Перетта с кувшином молока на голове
Поверх платка
Спешила в город быстрым шагом.
Она нарочно была налегке –
Простая юбка, низкие башмаки;
А на ходу
Наша молочница прикидывала в мыслях,
Сколько дадут за молоко,
Как на эти деньги купит она сто яиц,
А это – целых три выводка.
“Если постараться, – рассуждала она, –
То будет совсем не так трудно
Развести курочек полон двор;
И даже самый хитрый лис
Тогда не помешает мне купить за них свинью;
А откормить свинью – еще того легче;
Когда свинья разжиреет в самый раз,
Я и ее продам за хорошие деньги;
И разве тогда по нынешним ценам
Я не заведу и коровку и теленка?
То-то он будет скакать в стаде!”
И от радости Перетта подскочила сама,
Кувшин упал –
Прощайте и коровка, и свинка, и курочки!
Хозяйка стольких богатств
Печальным взглядом обводит свою прибыль
И бредет объясняться к мужу,
Опасаясь, что быть ей битой.
Из этого рассказа был сделан фарс:
Он называется “Кувшин молока”.
Кто в мечтах не выигрывал битв?
Кто не строил воздушных замков?
Пикрохол, и Пирр, и наша молочница,
И безумцы, и мудрецы –
Все мы грезим наяву в свое удовольствие,
Всех нас обольщает утешный обман:
И целый мир у наших ног,
И все почести, и все красавицы;
Когда я один – никто против меня не устоит,
Я низлагаю падишаха,
Я царь, меня любит народ,
Венец горит на моем челе;
Но чуть что-то стряслось, и я пришел в себя –
И я все тот же Жан-бедняга.
Как и всякая басня, эта содержит мораль: все человеческие мечты, наши воздушные замки разрушает беспощадная действительность.
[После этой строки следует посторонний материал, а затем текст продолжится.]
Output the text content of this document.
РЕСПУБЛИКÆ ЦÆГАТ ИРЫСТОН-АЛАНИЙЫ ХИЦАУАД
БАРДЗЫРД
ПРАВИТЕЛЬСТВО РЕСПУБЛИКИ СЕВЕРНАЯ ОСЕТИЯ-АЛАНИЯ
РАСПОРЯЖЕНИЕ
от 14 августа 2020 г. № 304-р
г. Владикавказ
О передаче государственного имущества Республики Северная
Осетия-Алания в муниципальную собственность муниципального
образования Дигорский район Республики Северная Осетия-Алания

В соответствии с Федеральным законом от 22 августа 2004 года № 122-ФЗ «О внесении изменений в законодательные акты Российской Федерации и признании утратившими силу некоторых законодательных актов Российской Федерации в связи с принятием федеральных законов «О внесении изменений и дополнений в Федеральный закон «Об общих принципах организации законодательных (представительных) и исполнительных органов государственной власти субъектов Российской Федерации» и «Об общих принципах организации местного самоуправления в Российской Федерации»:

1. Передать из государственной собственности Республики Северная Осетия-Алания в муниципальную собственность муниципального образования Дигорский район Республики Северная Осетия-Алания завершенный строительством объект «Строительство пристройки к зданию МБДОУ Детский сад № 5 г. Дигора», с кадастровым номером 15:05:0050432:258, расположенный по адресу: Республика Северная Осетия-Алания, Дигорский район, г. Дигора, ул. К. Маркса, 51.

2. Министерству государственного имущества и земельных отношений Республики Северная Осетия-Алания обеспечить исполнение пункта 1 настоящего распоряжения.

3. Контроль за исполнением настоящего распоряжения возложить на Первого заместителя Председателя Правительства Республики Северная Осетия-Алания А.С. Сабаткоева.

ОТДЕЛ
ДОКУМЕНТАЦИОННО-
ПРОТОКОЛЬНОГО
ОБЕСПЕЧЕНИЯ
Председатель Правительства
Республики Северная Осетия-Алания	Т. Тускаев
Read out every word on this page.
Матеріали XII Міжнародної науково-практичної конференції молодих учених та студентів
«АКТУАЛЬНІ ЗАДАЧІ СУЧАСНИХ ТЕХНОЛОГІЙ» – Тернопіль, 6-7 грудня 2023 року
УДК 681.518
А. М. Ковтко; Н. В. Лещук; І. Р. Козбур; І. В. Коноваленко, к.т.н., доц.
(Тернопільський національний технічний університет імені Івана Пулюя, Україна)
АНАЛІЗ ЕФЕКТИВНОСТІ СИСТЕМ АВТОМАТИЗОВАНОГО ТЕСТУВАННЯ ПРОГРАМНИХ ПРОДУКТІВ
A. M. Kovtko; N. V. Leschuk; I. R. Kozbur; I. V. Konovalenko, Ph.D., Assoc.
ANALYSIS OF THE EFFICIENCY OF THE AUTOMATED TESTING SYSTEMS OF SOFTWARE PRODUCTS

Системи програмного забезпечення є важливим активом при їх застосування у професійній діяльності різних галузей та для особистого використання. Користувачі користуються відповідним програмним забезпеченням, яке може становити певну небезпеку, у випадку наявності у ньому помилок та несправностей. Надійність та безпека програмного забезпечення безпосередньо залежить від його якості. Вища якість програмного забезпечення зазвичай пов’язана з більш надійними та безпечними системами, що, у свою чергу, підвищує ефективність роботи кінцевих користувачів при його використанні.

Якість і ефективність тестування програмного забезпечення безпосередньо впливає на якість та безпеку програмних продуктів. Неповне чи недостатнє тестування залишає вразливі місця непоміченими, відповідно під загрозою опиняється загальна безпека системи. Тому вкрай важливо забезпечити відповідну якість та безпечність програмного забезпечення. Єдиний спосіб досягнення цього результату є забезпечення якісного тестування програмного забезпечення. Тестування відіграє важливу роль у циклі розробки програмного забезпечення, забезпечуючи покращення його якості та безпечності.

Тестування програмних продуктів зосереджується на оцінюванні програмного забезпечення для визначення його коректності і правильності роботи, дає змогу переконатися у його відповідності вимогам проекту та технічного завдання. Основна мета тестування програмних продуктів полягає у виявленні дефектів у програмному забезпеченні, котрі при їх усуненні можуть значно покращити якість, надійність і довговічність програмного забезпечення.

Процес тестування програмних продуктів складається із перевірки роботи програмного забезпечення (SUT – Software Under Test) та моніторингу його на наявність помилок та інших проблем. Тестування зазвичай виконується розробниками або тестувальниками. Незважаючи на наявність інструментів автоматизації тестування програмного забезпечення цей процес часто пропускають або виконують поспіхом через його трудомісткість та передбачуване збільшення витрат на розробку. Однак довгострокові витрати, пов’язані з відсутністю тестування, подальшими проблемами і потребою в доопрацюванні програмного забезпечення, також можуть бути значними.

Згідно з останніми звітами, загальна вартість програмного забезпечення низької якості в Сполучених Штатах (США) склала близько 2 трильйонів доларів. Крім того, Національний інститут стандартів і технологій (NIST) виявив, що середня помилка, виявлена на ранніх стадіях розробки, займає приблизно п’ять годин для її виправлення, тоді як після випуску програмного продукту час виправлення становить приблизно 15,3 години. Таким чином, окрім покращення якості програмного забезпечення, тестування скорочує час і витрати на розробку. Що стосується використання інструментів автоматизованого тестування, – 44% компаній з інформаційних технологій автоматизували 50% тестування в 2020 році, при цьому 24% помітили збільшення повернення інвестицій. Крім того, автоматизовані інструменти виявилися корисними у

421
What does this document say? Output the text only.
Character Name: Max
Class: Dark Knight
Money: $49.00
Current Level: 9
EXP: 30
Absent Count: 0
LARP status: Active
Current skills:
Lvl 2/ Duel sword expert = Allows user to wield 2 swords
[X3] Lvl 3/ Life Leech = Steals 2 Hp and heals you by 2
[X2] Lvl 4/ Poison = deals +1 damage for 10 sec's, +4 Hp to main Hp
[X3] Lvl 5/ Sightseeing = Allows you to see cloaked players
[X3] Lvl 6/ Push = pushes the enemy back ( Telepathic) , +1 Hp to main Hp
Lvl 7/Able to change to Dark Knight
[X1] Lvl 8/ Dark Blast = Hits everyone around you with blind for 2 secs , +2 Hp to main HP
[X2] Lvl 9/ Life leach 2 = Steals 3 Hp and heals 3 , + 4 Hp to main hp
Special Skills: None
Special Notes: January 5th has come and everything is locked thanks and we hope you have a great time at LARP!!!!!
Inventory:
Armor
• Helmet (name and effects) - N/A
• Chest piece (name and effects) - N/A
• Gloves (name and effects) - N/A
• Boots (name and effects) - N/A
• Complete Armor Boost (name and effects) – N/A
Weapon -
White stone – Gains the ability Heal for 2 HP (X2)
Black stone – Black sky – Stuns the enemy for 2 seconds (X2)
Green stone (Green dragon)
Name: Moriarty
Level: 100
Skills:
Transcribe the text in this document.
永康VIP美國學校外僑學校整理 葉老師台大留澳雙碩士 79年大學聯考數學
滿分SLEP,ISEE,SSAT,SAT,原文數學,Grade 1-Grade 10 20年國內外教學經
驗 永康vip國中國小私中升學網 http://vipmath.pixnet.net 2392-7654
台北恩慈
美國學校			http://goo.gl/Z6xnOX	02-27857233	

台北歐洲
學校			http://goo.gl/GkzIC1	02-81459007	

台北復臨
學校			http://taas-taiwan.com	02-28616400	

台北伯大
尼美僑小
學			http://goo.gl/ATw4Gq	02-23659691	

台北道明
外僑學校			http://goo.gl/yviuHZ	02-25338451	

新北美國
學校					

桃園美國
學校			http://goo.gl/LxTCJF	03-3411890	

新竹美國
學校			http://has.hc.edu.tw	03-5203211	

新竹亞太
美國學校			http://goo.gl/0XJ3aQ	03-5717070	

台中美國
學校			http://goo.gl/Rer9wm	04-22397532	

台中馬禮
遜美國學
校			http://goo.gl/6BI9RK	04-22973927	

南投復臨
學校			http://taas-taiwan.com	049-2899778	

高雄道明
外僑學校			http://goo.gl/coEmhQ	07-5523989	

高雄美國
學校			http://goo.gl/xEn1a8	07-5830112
Именно эту мысль подчеркнул в своем стихотворении, посвященном статуе Перетты в царскосельском саду, современник А. С. Пушкина Михаил Данилович Деларю (1811-1868), вступивший с ним в своеобразное творческое соревнование:
Что там вдали, сквозь кустов, над гранитным утесом мелькает,
Там, где серебряный ключ с тихим журчаньем бежит?..
Ты ль предо мною, Перетта? – Тебе изменила надежда,
И пред тобою лежит камнем пробитый сосуд.
Но молоко, пролиясь, превратилось в журчащий источник:
С ропотом льется за край, струйки в долину несет.
Снова здесь вижу тебя, животворный мой Гений, надежда!
Так из развалины благ бьет возрожденный твой ток!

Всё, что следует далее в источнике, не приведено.